Москва, Адонай!
Шрифт:
– Но ты пойми, Лавруша, что перед Шекспиром стояли совершенно иные задачи… Театр – с точки зрения длительностей – это искусство давать факты со скоростью мыслей. Дело в том, что на театре все зримо, все вовне, все движется лишь вдоль реального ряда…
– Иннокентий, рано или поздно эта Тосечка непременно заразит тебя какой-нибудь венерической гнусностью – вот к гадалке не ходи, что заразит…
– Да подала я на развод, все, хватит с меня года… не жизнь, а мастурбация какая-то. Я себя с ним не женщиной, а черт-те кем чувствую… как не приду, он либо в качалке, либо в стрелялки свои режется…
– Сегодня с утра аж страшно… еле сполз с кровати, отвечаю… башка до сих пор болит… сколько мы с тобой наподдали вчера? Литра по полтора будет? Костик, ты не помнишь, откуда у меня в сапоге шаурма оказалась, и какая сука
– Действительность театра почти сплошь из действий, без примесей и лигатуры. Сама мысль для того, чтобы включиться в действительность сцены, должна стать монологом, то есть переключиться из идеального ряда в реальный…
– Соцсети в этом смысле очень характерная штука, я те отвечаю… решил тут исследование провести, короче, открываешь личные сообщения «В контакте», смотришь на последние десять диалогов: и я те отвечаю, что девять из десяти будут те телки, кого… ну… либо в далеком прошлом когда-то пежил, либо недавно совсем трахались, а в самом невинном случае там будет туманный перепихон на горизонте в желаемом будущем, хотя бы на пару палок перспектива… первые десять контактов – я те отвечаю. И та же история с лайками, когда новую фотку добавляешь.
– Да поршням хана вообще, там жесть, полетело все… И как назло уже месяц гарантия закончилась, прикинь? Слов нет. Я им в салон гранату, сукам, впиздячу точно. Ф-1 в окно закину и крикну «Аллах Акбар»…
– Вчера смотрел по телику, как мужик жрал живых мышей и тараканов?
– Слушай, да он вообще никакой в постели: у него стоит – не стоит, поди разбери… как чайный пакетик в тебя опускает, серьезно… зато весь в мышцах и все разговоры про белки да углеводы… Ковырялка, а не мужик.

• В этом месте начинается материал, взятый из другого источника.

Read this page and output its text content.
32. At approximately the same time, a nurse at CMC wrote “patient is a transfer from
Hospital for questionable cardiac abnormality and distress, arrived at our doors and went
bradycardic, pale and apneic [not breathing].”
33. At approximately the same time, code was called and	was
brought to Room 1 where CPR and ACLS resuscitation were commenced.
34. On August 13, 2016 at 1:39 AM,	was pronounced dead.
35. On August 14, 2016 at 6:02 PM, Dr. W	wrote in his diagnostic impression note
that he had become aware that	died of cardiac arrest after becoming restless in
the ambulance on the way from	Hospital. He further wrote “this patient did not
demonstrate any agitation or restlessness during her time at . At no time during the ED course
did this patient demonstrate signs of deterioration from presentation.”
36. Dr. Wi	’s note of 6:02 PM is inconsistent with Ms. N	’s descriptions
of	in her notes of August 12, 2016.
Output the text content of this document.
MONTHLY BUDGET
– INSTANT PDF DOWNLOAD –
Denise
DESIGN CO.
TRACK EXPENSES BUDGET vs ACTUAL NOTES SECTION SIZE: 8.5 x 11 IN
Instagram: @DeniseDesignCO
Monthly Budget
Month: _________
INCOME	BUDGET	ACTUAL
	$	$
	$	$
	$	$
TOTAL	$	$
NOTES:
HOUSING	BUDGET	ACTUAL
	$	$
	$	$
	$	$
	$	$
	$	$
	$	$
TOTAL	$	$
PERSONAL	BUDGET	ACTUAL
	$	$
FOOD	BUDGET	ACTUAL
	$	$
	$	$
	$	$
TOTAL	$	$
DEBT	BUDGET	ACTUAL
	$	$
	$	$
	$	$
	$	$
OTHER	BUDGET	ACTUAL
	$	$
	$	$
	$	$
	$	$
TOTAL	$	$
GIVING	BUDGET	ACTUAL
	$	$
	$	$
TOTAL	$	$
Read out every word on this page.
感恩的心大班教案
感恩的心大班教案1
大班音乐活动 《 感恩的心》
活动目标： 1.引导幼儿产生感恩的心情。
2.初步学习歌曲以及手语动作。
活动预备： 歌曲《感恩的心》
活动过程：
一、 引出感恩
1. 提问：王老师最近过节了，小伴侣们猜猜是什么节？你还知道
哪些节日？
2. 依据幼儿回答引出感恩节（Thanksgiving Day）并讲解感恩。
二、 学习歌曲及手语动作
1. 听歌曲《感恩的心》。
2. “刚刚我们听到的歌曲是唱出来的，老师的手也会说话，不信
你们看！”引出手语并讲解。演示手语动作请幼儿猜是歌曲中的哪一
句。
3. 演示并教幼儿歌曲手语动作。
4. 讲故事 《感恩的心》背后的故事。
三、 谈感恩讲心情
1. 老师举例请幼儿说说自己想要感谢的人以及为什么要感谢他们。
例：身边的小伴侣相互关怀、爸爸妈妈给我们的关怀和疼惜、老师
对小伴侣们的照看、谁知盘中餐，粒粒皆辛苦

– Оставь покурить… Слушай, ну я ведь предупреждал тебя, взял бы япошку, не мучился бы… Европейцы давно уже такую политику гнут: специально делают, чтобы машина через полгода-год начала просить… иначе они бы разорились, так их азиаты прижали… Да это же жесть, аудеха три ляма стоит, а коробка полетела на второй тысяче, нормально вообще? Это у друга, да. А у тебя вот поршни – хрен редьки не слаще… они покрытие специальное делают – сухая смазка называется – смесь торлона и кремния с полимерной основой: алюминиевый блок и поршень из алюминиевого сплава – несовместимы, они стираются на раз-два-три, в аккурат под занавес гарантии… нет бы чугунный блок поставить – у него линейный коэффициент расширения, ну или хотя бы чугунные гильзы… зато крутой ездишь с мерседесным пузом, теперь вот раскошеливайся, корми этих умников… Я на тойоте уже пятый год, а только колодки менял и так, по мелочи чуток…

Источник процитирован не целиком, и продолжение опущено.